O ouvidor Castelo Unhães, muito naturalmente, fulminou a Lemos Conde com à medida terrível: deposição imediata do cargo de provedor-mor. Afonso Furtado botou a mão na cabeça. Quê? Lemos Conde deposto? Pois acaso não sabia o doutor ouvidor que Lemos Conde fora o revelador das minas? O homem mais precioso da hora? Que era lá o atraso duns pobres quintos, que era lá o descaminho dum escasso ouro, diante da prata que iria jorrar de Paranaguá? Voaram ordens formais para que o ouvidor passasse um véu sobre o "atrasado". E passar um véu sobre o atrasado, em se tratando de lesão à real fazenda, era fato virgem, absolutamente espantoso, naqueles duros tempos coloniais. Pois, ainda assim, não se contentou Afonso Furtado: expediu ordens enérgicas para que o ouvidor, em pessoa e à sua custa (isto como reparação pública), reconduzisse ao posto de provedor-mor o ilustre Lemos Conde que ele havia desacatado.

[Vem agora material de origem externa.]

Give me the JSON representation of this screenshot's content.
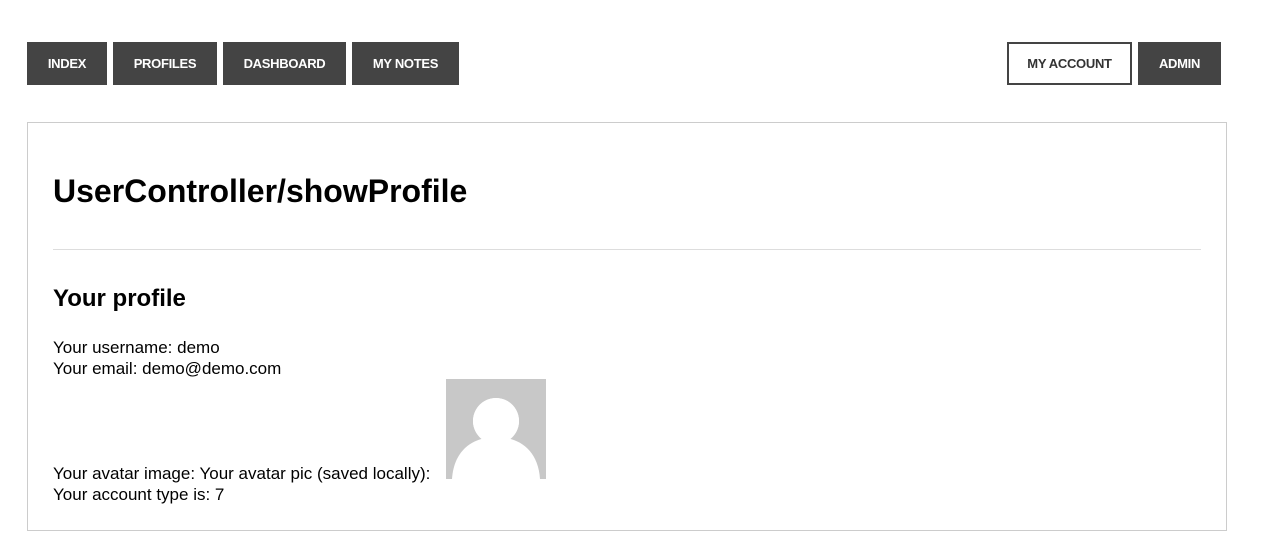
{
  "nav": {
    "left": {
      "index": "INDEX",
      "profiles": "PROFILES",
      "dashboard": "DASHBOARD",
      "my_notes": "MY NOTES"
    },
    "right": {
      "my_account": "MY ACCOUNT",
      "admin": "ADMIN"
    }
  },
  "main": {
    "page_title": "UserController/showProfile",
    "section_title": "Your profile",
    "username_label": "Your username: ",
    "username_value": "demo",
    "email_label": "Your email: ",
    "email_value": "demo@demo.com",
    "avatar_label": "Your avatar image: Your avatar pic (saved locally):",
    "account_type_label": "Your account type is: ",
    "account_type_value": "7"
  },
  "colors": {
    "nav_bg": "#444444",
    "avatar_bg": "#c8c8c8",
    "avatar_figure": "#ffffff"
  },
  "icons": {
    "avatar": "default-user-avatar-icon"
  }
}
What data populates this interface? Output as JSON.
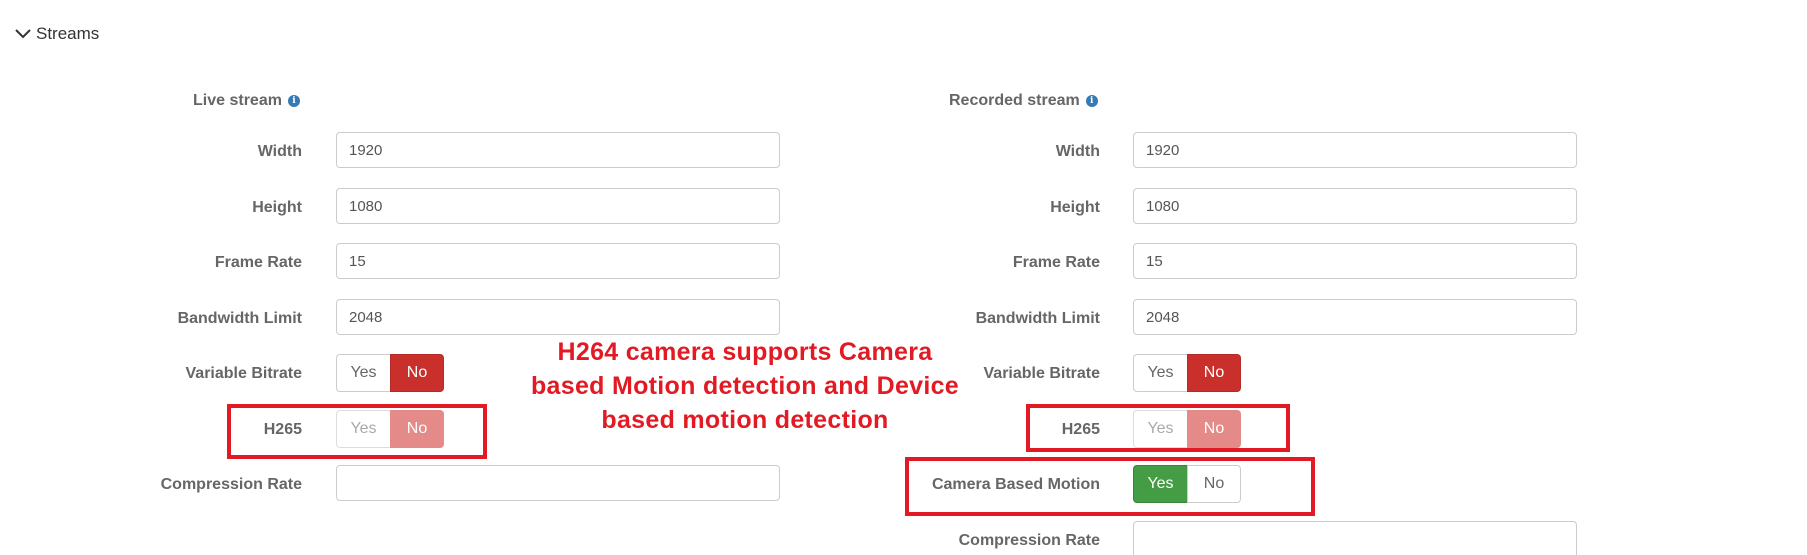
{
  "section": {
    "title": "Streams"
  },
  "live": {
    "title": "Live stream",
    "fields": {
      "width": {
        "label": "Width",
        "value": "1920"
      },
      "height": {
        "label": "Height",
        "value": "1080"
      },
      "frame_rate": {
        "label": "Frame Rate",
        "value": "15"
      },
      "bandwidth": {
        "label": "Bandwidth Limit",
        "value": "2048"
      },
      "compression": {
        "label": "Compression Rate",
        "value": ""
      }
    },
    "variable_bitrate": {
      "label": "Variable Bitrate",
      "yes": "Yes",
      "no": "No",
      "selected": "No"
    },
    "h265": {
      "label": "H265",
      "yes": "Yes",
      "no": "No",
      "selected": "No",
      "disabled": true
    }
  },
  "recorded": {
    "title": "Recorded stream",
    "fields": {
      "width": {
        "label": "Width",
        "value": "1920"
      },
      "height": {
        "label": "Height",
        "value": "1080"
      },
      "frame_rate": {
        "label": "Frame Rate",
        "value": "15"
      },
      "bandwidth": {
        "label": "Bandwidth Limit",
        "value": "2048"
      },
      "compression": {
        "label": "Compression Rate",
        "value": ""
      }
    },
    "variable_bitrate": {
      "label": "Variable Bitrate",
      "yes": "Yes",
      "no": "No",
      "selected": "No"
    },
    "h265": {
      "label": "H265",
      "yes": "Yes",
      "no": "No",
      "selected": "No",
      "disabled": true
    },
    "camera_motion": {
      "label": "Camera Based Motion",
      "yes": "Yes",
      "no": "No",
      "selected": "Yes"
    }
  },
  "annotation": {
    "line1": "H264 camera supports Camera",
    "line2": "based Motion detection and Device",
    "line3": "based motion detection"
  },
  "colors": {
    "highlight": "#e21a23",
    "no_active": "#c9302c",
    "yes_active": "#449d44",
    "info": "#337ab7"
  },
  "icons": {
    "collapse": "chevron-down-icon",
    "info": "info-icon"
  }
}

Cumpriu-se tudo à risca. E Afonso Furtado, com o seu Lemos Conde assim amansado e amimado, pode afinal respirar com alívio: estava suficientemente desagravado o precioso revelador da prata de Paranaguá.
Agora, senhores, toca a aprofundar as betas!
EM LISBOA
O filho de Afonso Furtado, a esse tempo, lá ia na sua nau a caminho de Lisboa com a bruaca de amostras. Foi quando, na altura de Peniche (cuidado, João Furtado, cuidado! A
prata do Brasil tem um fado maléfico...) se desencadeou enraivado pegão de vento por aquelas águas. A nau de João Furtado não resistiu à sanha marítima. Sossobrou. Quase todos os tripulantes pereceram afogados. E a bruaca de couro, com as pedras brancas, lá foi tragada pela onda colérica. Mas o filho do governador chegou a Lisboa. "... entre os poucos que escaparam, se salvou João Furtado. E, passando a Lisboa, perdidas no naufrágio as amostras e cartas que enviava seu pae, as soube reproduzir com as expressões do que continham e com a certeza da nova".
23 Sim, em Lisboa, diante da corte, João Furtado disse das pratas de Paranaguá as coisas deslumbradas que ouvira do pai. Mas a corte ouviu com frieza o relato do moço. Andavam os homens do governo fundamente desapontados com os insucessos das minas. Esses veeiros do Brasil não rompiam nunca! Nem prata, nem esmeraldas, nem ouro, nem nada... Por isso mesmo, a um só tom, príncipe e ministros não se dignaram dar crédito à festeira mensagem que vinha da colônia. Aquelas falas não passavam de fantasia, fumos, quimeras do governador! E o mensageiro, com a alegria apagada, voltou sucumbido do Reino. Que decepção! Trazia ele, como resposta, apenas umas cartas sisudas e cautelosas. Por elas, agastadíssimo, viu Afonso Furtado, o senhor Visconde de Barbacena, que a sua palavra de fidalgo não fora crida pelo Príncipe. "... perderam-se as cartas, amostras de prata e todos os papeis que levava o meu filho, mandava elle dizer com acrimonia a Fernão Dias Paes Leme; ... e foram varias as duvidas que houve na corte".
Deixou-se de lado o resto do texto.